Tenemos teatro de lunes a lunes, en los diversos horarios. Ya tenemos (teatro) los domingos desde las 11 de la mañana, tuvimos que incorporar el teatro al medio día y hay algunas salas que están trabajando los días de semana al mediodía. Podés ir a ver teatro en el horario del almuerzo, y eso tiene que ver con el estallido en la cantidad de creación, la cantidad de escuelas que se produjeron y la cantidad de docentes que están enseñando. Ahora tenemos una gran responsabilidad, construir público.

¿Qué trabajo están haciendo con el público?

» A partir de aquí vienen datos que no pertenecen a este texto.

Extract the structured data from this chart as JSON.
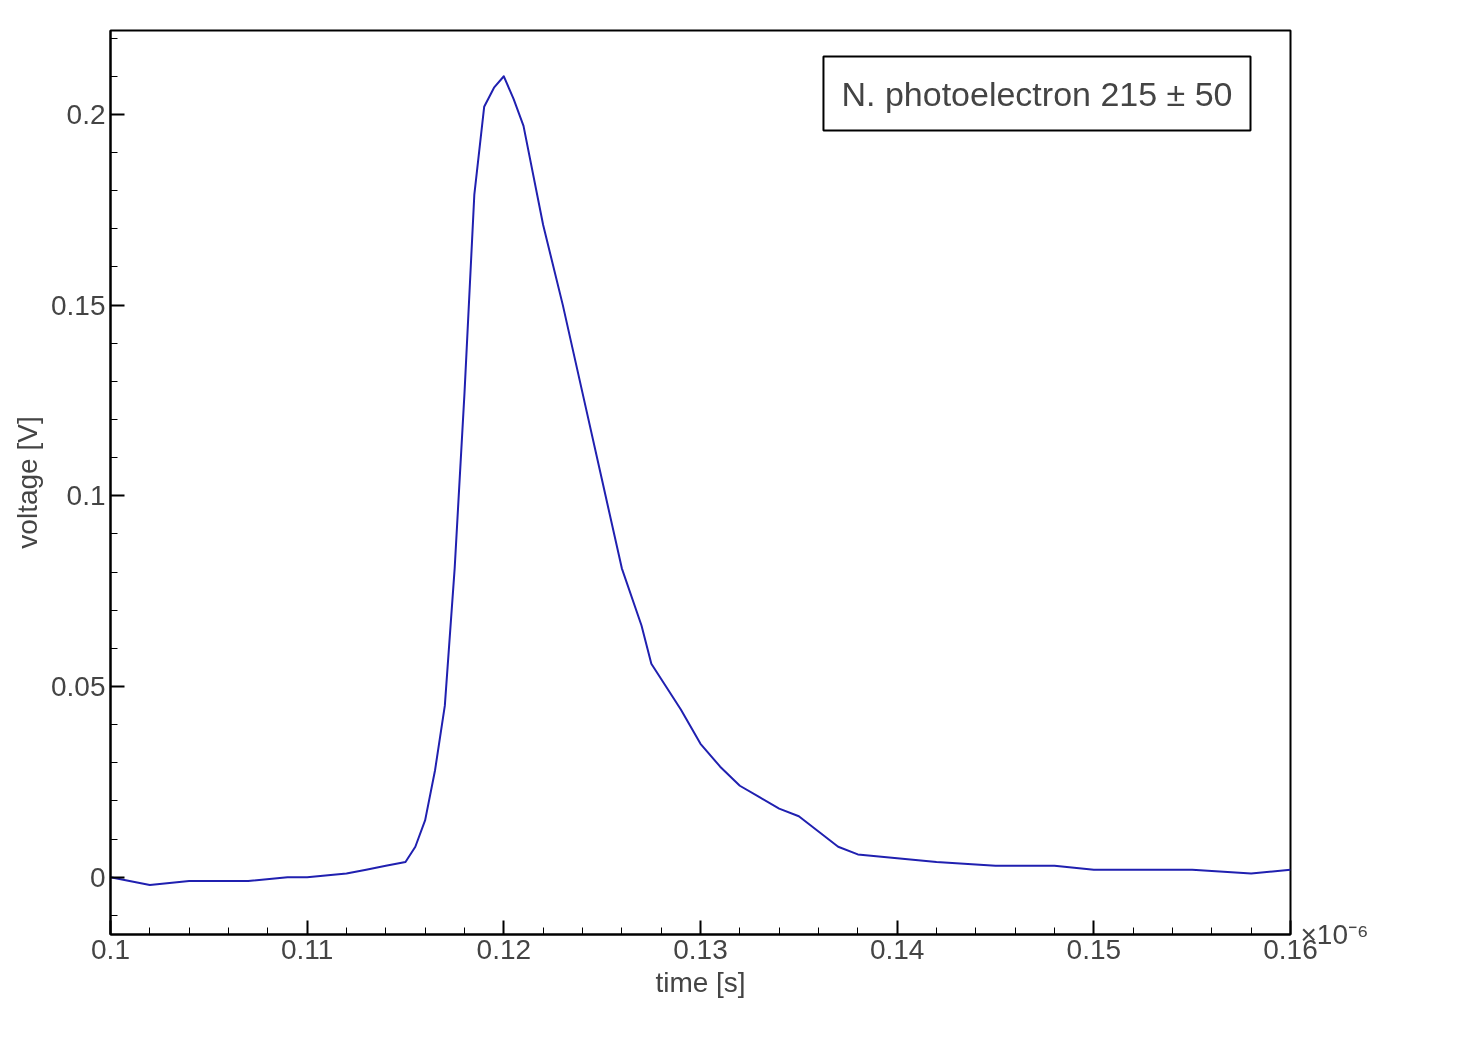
{
  "chart_data": {
    "type": "line",
    "xlabel": "time [s]",
    "ylabel": "voltage [V]",
    "annotations": [
      "N. photoelectron 215 ± 50",
      "×10⁻⁶"
    ],
    "xlim": [
      0.1,
      0.16
    ],
    "ylim": [
      -0.015,
      0.222
    ],
    "xticks": [
      0.1,
      0.11,
      0.12,
      0.13,
      0.14,
      0.15,
      0.16
    ],
    "yticks": [
      0,
      0.05,
      0.1,
      0.15,
      0.2
    ],
    "grid": false,
    "marker": "none",
    "line_style": "solid",
    "series": [
      {
        "color": "#2020b0",
        "x": [
          0.1,
          0.102,
          0.104,
          0.105,
          0.107,
          0.109,
          0.11,
          0.112,
          0.113,
          0.114,
          0.115,
          0.1155,
          0.116,
          0.1165,
          0.117,
          0.1175,
          0.118,
          0.1185,
          0.119,
          0.1195,
          0.12,
          0.1205,
          0.121,
          0.122,
          0.123,
          0.124,
          0.125,
          0.126,
          0.127,
          0.1275,
          0.128,
          0.129,
          0.13,
          0.131,
          0.132,
          0.133,
          0.134,
          0.135,
          0.136,
          0.137,
          0.138,
          0.14,
          0.142,
          0.145,
          0.148,
          0.15,
          0.152,
          0.155,
          0.158,
          0.16
        ],
        "values": [
          0,
          -0.002,
          -0.001,
          -0.001,
          -0.001,
          0,
          0,
          0.001,
          0.002,
          0.003,
          0.004,
          0.008,
          0.015,
          0.028,
          0.045,
          0.081,
          0.127,
          0.179,
          0.202,
          0.207,
          0.21,
          0.204,
          0.197,
          0.171,
          0.15,
          0.127,
          0.104,
          0.081,
          0.066,
          0.056,
          0.052,
          0.044,
          0.035,
          0.029,
          0.024,
          0.021,
          0.018,
          0.016,
          0.012,
          0.008,
          0.006,
          0.005,
          0.004,
          0.003,
          0.003,
          0.002,
          0.002,
          0.002,
          0.001,
          0.002
        ]
      }
    ]
  }
}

Ese siempre es un punto complicado, en el teatro comercial si hay más tendencia de ir a ver lo que se esté dando en una determinada sala, porque hay una fidelización de las audiencias con determinadas salas, eso es algo que existió desde siempre, y en los teatros independientes de Argentina eso también está ocurriendo, y es maravilloso. Por supuesto, y pese a que tengamos un público muy desarrollado, en términos de cantidad, hay que seguir formando público, seguir generando modelos, modos y sistemas que permitan la construcción de nuevos públicos, de esos que todavía no tiene al teatro en su horizonte de expectativas.

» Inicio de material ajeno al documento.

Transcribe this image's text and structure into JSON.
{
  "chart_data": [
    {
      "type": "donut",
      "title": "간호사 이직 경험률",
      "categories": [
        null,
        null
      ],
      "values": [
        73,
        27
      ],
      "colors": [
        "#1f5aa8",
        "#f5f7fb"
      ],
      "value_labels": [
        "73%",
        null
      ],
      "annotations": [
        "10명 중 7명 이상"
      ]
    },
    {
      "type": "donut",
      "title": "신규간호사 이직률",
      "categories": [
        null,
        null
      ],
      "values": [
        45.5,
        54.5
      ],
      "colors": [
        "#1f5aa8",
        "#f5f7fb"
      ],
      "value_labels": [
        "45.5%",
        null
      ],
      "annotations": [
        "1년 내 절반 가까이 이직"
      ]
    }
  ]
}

El teatro está ubicado en un lugar de excepcionalidad y esto para mí siempre es algo que al teatro lo ha dañado, ponerse en una especie de lugar aurático, envuelto en una gran burbuja, convierte la salida al teatro en algo excepcional. La salida al cine es una salida cotidiana, no es una salida que interrumpa, se inserta en la vida cotidiana. El teatro tiene ahí siempre algo del orden del ritual, del preparase, del vestirse, del ir. Tal vez tenga que ver con una cuestión de costos, tal vez tiene que ver con que los que estamos involucrados no hemos logrado cotidianizar el teatro como práctica.

También eres crítico teatral ¿Cuál crees que es el estado actual de la crítica, más allá de Argentina?

El lugar de la crítica siempre ha sido un lugar de disputa, es un campo de batalla simbólico, necesario como campo de batallas y es imposible no pensarlo desde ese lugar. Con lo que estamos trabajando es con subjetividades, cuando el crítico habla, habla desde su propia subjetividad sobre otras subjetividades. En ese sentido, siempre van a haber heridas en ese campo de batallas. Hay que entender que la crítica tiene un doble destinatario, por un lado, la propia comunidad productiva, la propia comunidad teatral, porque el crítico necesita legitimarse, necesita tener la aceptación y aprobación de esa comunidad. Por otro lado, ese crítico se dirige a una comunidad de receptores que son los lectores de ese medio, en ese sentido, decir que un público tiene que leer una crítica para ver si va o no va, sería una de las peores estrategias posibles ¿Por qué? Porque lo que está leyendo es simplemente un aporte. En términos generales, la crítica hoy es meramente valorativa, no es un espacio analítico porque nadie lee más de 140 caracteres. Se vuelve muy dificultoso, desde lo estrictamente lingüístico, producir  un texto que tenga la profundidad suficiente como para que de cuenta de la complejidad de la obra y no sea una simplificación o una vulgarización de lo que el artista se propone. Puedo estar equivocado o no en relación a mi lectura sobre esa obra, lo que no me gustaría es no problematizarla, no reconocer los problemas con los que esa obra se enfrenta y el modo en que los resuelve. Ahora, la critica periodística es comunicacional, tiene que ser comunicacional y el arte no necesariamente tiene que serlo.